Re: Upcoming changes to BCP47 (language tag) syntax

Addison wrote:
> 
> - Use 'cmn' when you need to indicate "Mandarin Chinese" as distinct 
> from Chinese in general. This case is rare and should be avoided 
> whenever possible. A better way to write that would be: "Do NOT use 
> 'cmn' unless you have a Very Good Reason."

I'm a little worried by this text. These tags are intended to identify 
audio and text content. It is common for those classifying audiovisual 
content to maintain separate lists of "dubbing" (or audio language) and 
"subtitle" or (text languages). This strategy is built into many of the 
standards we use today.

I need to distinguish dubbed Taiwanese Mandarin from Mainland Mandarin 
from Cantonese. With RFC 4646bis as it is currently written, I planned to 
consider "zh" to be a text or subtitle language, with extensions for 
script variants, and use "cmn" and "yue" for the audio languages with 
their own variants. (In subtitle form, I need to distinguish Mandarin, 
Taiwanese, and Cantonese.) Previous ISO language standards mostly ignored 
audio forms of Chinese creating a lot of dirty data in my industry because 
we need these classifications. I hope we're not making this mistake again.

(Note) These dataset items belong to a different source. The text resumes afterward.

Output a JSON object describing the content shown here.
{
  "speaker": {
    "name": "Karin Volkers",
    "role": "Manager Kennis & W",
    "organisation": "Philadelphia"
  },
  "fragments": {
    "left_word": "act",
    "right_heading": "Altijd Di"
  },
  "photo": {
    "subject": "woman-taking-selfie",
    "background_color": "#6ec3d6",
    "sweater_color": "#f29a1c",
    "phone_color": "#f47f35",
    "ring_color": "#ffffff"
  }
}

The problem with the strategy above is that I will then have two unique 
tags for the same language audience (dubbed or subtitled mainland Mandarin 
speakers, for example). I thought this was a good argument for extlang, 
which has been removed from RFC 4646bis.

I don't think that the use of cmn will be "very rare" so I would not like 
to Addison's advice to avoid "cmn" written into any guidelines.

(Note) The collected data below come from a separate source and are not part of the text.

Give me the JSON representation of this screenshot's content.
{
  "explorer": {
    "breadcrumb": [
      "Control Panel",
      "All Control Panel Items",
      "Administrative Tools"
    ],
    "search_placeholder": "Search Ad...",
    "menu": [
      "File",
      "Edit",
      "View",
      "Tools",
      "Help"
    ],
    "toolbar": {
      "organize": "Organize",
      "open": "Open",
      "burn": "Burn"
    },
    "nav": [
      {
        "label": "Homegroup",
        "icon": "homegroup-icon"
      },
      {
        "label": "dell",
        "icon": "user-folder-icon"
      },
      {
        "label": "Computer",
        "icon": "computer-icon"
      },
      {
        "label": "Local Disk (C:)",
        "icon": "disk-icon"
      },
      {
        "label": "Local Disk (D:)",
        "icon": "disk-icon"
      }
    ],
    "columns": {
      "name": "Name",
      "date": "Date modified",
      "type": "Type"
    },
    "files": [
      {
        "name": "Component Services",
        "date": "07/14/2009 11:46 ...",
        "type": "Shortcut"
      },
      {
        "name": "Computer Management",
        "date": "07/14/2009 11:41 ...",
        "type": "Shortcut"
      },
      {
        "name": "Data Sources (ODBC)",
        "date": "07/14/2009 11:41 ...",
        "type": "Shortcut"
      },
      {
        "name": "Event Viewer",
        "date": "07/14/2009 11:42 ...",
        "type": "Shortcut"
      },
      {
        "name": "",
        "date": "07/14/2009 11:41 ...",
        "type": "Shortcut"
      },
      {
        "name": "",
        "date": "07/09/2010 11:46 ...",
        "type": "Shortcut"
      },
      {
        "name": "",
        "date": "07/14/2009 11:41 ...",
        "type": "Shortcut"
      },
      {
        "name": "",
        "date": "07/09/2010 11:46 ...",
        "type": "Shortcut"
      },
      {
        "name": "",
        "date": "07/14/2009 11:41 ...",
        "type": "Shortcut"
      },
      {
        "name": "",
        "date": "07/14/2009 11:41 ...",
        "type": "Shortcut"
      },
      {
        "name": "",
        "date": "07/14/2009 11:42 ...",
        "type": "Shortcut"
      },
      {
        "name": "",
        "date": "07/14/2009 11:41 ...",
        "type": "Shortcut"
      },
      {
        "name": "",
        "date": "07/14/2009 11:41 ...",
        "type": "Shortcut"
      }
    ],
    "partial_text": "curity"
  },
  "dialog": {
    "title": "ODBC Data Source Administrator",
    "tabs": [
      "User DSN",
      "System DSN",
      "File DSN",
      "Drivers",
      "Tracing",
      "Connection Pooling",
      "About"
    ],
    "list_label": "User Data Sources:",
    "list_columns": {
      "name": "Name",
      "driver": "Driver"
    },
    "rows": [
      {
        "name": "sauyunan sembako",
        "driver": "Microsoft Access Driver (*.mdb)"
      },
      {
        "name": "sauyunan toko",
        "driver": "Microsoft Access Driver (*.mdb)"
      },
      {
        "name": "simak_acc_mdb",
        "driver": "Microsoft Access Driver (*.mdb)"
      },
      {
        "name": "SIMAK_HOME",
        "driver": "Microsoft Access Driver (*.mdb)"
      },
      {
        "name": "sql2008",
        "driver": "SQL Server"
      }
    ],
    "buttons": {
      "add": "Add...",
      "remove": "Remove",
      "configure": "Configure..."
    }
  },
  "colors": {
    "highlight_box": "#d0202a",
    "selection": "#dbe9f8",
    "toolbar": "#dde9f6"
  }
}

This sounds more and more like there's a narrowing the semantic of the 
original "zh" tag. We've got a lot of Cantonese and Taiwanese content 
categorized against the zh tag today and I know this is true of the other 
massive content stores at other studios. 

Regards,

Karen Broome
Sony Pictures Entertainment

Received on Tuesday, 22 January 2008 20:01:01 UTC